As terras do atual concelho de Valpaços subtraídas aos donatários do extinto condado de Atouguia, passaram a integrar-se na evolução administrativa condicionada pelas grandes reformas da era liberal das quais resultou a extinção dos concelhos de Monforte do Rio Livre e de Carrazedo de Montenegro em favor da criação do concelho e comarca de Valpaços, a que já fizemos algumas referências aqui no Clube de História de Valpaços.
É justamente este predomínio da Casa de Atouguia sobre as terras de Monforte de Rio Livre, bem como a sua queda e a perda dos seus bens em favor da Coroa, juntamente com a Casa dos Távora, que José Viriato Capela e seus colaboradores concluem do estudo efetuado às “memórias paroquiais de 1758”. A situação da Casa de Murça e do concelho de Água Revés teve o mesmo fim, e pela mesma altura, mas neste caso por mera falta de descendência do seu último titular João Guedes de Miranda e Albuquerque, como se depreenderá a partir do excerto que passamos a transcrever.

«Do ano de 1759 por efeito da conjura contra D. José I, data a extinção da Casa dos Távoras – que vai buscar o essencial dos seus rendimentos (quase 75%) à Província de Trás-os-Montes e também da Casa de Atouguia, cujas jurisdições – Alijó, Favaios, Galegos, Lordelo, Monforte – e rendas seriam integradas na Coroa e Fazenda Régia. […] As informações dos párocos permitem identificar os senhorios donatários das câmaras das terras, à data de 1758, o que significa que os párocos conhecem o titular do poder político dos concelhos que residem quase sempre em Lisboa.
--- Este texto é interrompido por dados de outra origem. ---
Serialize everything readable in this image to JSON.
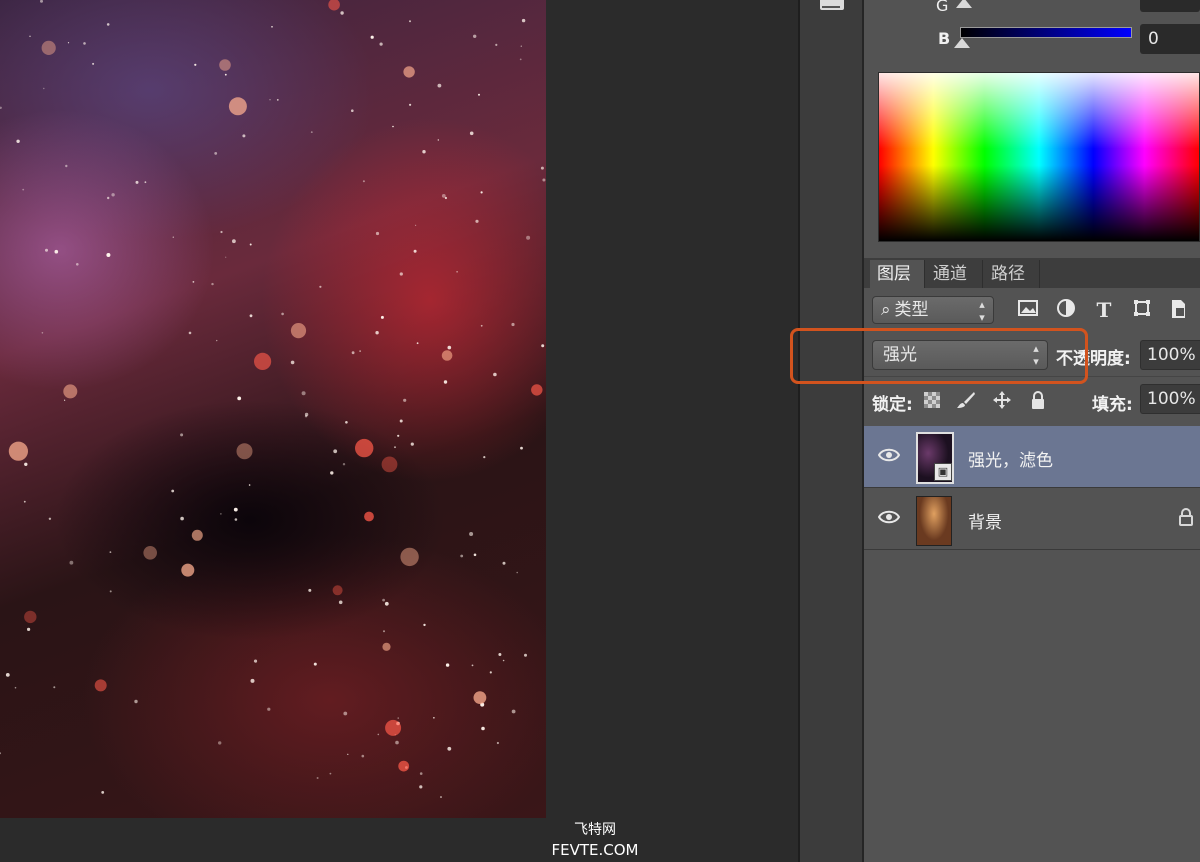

Tal reconhecimento decorre muitas vezes certamente do facto de estes donatários serem também muitas vezes comendadores das igrejas da região e portanto com grande proximidade de relações entre donatarias-comendadores/padroeiros e párocos. De entre os Grandes do Reino, donatários/senhorios de concelhos na Província, contam se os que se seguem e se listam na tabela da página seguinte. Fixamos aqui tão só os de Vila Real. À Casa de Marialva/Cantanhede e ao seu Marquês de Marialva e Conde de Cantanhede pertencem a donataria de Atei, Cerva, Ermelo, Mondim de Basto; à Casa de Abrantes/Penaguião, à Marquesa de Abrantes, Condessa de Penaguião, Duquesa de Fontes e Camareira-mor pertencem a donataria de Fontes, Godim, Moura Morta, Penaguião, Peso da Régua; à Casa de Távora, ao Marquês de Távora, pertencem Alijó, Lordelo, Favaios; à Casa de Atouguia, ao Conde de Atouguia, pertence Monforte de Rio Livre; e à Casa de Vila Flor, o senhorio de Parada de Pinhão. À Coroa, directa ou indirectamente pelas Casas de Bragança e Casa do Infantado pertence um elevado número de concelhos e jurisdições. À Casa de Bragança pertencem, Chaves, Montalegre, Couto misto de Barroso, Meixedo, Gralhas, Padornelos, Padroso, Vilar de Perdizes, Tourém; à Casa do Infantado, Vila Real, Vila Pouca de Aguiar, Ribeira de Pena. E ao tempo da redacção das Memórias Paroquiais desde 1758, na sequência da conjura contra D. José I, iriam ser agregadas à Coroa os domínios da Casa de Távora e Atouguia. Como por falta de descendência está a Coroa também a tomar posse das jurisdições da Casa de Murça, do concelho de Água Revés (de que tomaria posse em Fevereiro de 1758, anota o Memorialista e também de Murça).»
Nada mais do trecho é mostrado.